The Chinese artificial intelligence company DeepSeek has been targeted by a wave of large-scale DDoS attacks, significantly disrupting its services. The assault on its infrastructure began shortly after the release of DeepSeek-R1, a model positioned as a strong competitor to OpenAI’s developments, offering a more accessible solution in the field of generative AI.
According to researchers at NSFOCUS, DDoS attacks on DeepSeek’s API interface were recorded on January 25, 26, and 27, with attackers leveraging NTP and Memcached reflection techniques. The average attack duration was 35 minutes, causing service outages and instability. DeepSeek-R1, renowned for its dialog generation and auto-completion capabilities, has garnered significant interest from developers, making the platform an attractive target.
Additionally, DeepSeek’s chat system experienced prolonged attacks on January 20 and 25, with disruptions lasting over an hour. This coincided with the company’s unveiling of a new model, distinguished by an enhanced reinforcement learning process and superior accuracy in mathematical and programming tasks.
The situation escalated further on January 28, when the DeepSeek team reported a massive cyberattack, forcing the company to change its IP addresses to protect its infrastructure. However, the attackers quickly adapted, launching a new wave of assaults, including CLDAP reflection attacks. Once again, DeepSeek’s primary domains were severely impacted, leaving its API platform in a paralyzed state.

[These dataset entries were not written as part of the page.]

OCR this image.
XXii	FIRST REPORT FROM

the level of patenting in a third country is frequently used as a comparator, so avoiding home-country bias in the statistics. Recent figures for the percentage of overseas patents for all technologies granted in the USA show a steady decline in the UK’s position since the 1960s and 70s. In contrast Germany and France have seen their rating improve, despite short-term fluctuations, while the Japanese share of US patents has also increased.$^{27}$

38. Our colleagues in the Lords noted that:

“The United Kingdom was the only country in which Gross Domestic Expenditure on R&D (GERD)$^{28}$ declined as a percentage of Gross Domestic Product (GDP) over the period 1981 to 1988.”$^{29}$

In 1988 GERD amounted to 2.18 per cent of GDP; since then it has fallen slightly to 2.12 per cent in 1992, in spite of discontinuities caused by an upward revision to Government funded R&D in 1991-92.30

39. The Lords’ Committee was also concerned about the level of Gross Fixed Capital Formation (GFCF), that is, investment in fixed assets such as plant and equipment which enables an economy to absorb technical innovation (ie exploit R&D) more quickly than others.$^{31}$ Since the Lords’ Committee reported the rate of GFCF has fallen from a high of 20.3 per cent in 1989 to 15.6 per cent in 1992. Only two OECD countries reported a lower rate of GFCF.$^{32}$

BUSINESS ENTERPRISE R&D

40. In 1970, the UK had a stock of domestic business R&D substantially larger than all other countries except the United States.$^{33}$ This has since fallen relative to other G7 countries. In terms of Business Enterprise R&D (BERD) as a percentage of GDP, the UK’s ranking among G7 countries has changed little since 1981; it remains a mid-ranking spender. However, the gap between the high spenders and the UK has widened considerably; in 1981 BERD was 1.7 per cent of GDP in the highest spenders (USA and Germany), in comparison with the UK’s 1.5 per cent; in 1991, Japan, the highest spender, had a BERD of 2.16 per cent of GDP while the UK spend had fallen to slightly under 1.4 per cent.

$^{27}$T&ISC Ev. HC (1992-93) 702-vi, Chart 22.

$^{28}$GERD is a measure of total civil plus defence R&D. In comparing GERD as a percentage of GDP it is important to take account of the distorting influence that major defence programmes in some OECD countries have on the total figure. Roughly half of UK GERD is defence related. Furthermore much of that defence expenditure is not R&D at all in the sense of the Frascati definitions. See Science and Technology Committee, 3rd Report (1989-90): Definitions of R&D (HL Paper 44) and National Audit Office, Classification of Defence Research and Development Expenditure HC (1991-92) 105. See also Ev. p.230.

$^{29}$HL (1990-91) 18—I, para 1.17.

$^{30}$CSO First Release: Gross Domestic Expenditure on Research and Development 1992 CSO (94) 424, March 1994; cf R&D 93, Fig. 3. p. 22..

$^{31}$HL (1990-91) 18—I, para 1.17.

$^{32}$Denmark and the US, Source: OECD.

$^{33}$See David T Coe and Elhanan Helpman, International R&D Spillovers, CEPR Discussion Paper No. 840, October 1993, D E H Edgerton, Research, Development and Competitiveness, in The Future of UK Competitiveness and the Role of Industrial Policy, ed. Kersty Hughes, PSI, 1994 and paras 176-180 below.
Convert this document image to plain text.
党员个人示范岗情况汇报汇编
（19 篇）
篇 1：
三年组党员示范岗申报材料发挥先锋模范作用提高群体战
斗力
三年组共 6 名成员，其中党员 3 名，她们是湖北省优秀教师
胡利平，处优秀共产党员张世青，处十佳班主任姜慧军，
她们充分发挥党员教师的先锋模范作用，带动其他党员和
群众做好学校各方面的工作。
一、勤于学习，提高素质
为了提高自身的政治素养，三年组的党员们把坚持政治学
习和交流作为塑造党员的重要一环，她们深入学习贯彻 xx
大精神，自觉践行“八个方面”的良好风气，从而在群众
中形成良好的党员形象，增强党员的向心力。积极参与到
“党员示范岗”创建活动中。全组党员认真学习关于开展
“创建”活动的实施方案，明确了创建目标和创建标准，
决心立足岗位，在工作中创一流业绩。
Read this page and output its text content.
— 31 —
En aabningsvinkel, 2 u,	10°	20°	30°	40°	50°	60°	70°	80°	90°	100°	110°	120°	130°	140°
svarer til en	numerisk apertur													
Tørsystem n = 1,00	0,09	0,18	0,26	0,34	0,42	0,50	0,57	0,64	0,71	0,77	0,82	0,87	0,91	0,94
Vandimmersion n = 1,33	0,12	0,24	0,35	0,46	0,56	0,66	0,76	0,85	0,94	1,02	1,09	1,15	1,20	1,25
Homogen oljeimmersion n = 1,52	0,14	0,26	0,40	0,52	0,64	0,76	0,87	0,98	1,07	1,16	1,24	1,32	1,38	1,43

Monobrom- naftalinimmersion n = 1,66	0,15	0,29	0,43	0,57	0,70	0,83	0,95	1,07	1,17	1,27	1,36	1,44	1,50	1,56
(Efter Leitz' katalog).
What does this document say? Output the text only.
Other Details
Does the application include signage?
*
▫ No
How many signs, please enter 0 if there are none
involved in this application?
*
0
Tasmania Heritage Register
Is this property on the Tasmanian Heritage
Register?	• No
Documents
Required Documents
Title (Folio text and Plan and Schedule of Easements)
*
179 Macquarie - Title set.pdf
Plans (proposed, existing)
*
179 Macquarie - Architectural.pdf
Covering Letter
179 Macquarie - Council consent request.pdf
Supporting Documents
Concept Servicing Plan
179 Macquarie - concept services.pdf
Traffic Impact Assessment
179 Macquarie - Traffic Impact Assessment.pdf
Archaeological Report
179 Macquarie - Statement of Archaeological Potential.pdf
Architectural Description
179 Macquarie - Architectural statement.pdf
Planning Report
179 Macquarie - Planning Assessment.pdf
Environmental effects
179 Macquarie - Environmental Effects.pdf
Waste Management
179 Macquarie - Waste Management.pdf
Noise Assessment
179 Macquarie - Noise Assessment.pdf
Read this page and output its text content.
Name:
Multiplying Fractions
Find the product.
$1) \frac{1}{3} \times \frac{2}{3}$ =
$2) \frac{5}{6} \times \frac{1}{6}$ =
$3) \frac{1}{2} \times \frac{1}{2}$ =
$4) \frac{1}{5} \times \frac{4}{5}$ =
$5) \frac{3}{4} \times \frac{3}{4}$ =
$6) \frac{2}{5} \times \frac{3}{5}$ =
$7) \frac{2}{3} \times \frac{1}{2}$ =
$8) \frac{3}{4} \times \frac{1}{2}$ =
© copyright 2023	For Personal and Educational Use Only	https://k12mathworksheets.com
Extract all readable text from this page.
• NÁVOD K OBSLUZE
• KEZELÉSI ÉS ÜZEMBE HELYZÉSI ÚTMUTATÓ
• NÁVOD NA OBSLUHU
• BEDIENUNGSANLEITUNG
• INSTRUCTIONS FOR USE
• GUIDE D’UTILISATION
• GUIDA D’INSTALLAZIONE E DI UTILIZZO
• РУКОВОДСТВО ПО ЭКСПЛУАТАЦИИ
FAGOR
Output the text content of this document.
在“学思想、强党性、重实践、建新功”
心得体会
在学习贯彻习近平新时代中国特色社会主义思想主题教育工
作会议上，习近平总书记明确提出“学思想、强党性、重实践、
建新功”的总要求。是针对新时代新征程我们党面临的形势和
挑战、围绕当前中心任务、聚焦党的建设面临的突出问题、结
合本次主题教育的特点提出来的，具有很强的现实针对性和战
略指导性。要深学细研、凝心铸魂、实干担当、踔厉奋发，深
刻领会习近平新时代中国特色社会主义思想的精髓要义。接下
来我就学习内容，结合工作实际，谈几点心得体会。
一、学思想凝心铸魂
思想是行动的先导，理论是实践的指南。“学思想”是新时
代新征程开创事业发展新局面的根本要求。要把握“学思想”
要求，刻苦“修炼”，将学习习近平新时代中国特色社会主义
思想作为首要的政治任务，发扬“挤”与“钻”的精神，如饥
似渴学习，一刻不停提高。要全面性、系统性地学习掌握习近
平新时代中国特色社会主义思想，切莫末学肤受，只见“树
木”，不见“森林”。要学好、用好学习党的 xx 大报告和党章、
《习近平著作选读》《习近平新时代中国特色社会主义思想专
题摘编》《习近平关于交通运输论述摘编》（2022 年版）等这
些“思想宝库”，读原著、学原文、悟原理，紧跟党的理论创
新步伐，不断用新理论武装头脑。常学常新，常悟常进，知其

Security experts have highlighted the precision and coordination of the attackers’ tactics. Merely switching IP addresses proved ineffective, as the perpetrators responded instantaneously, adjusting their strategy in real time. NSFOCUS researchers point to the international nature of the attack, identifying threat sources in the United States, the United Kingdom, and Australia. The use of distributed servers complicates attribution, a hallmark of highly organized cyber operations.
This cyber offensive underscores DeepSeek’s growing prominence in the global AI market and reflects the fierce competitive landscape in the technology sector. Beyond AI development, companies are increasingly required to fortify their cybersecurity defenses to withstand targeted attacks. In the modern technological landscape, infrastructure security has become an indispensable pillar of success for AI firms.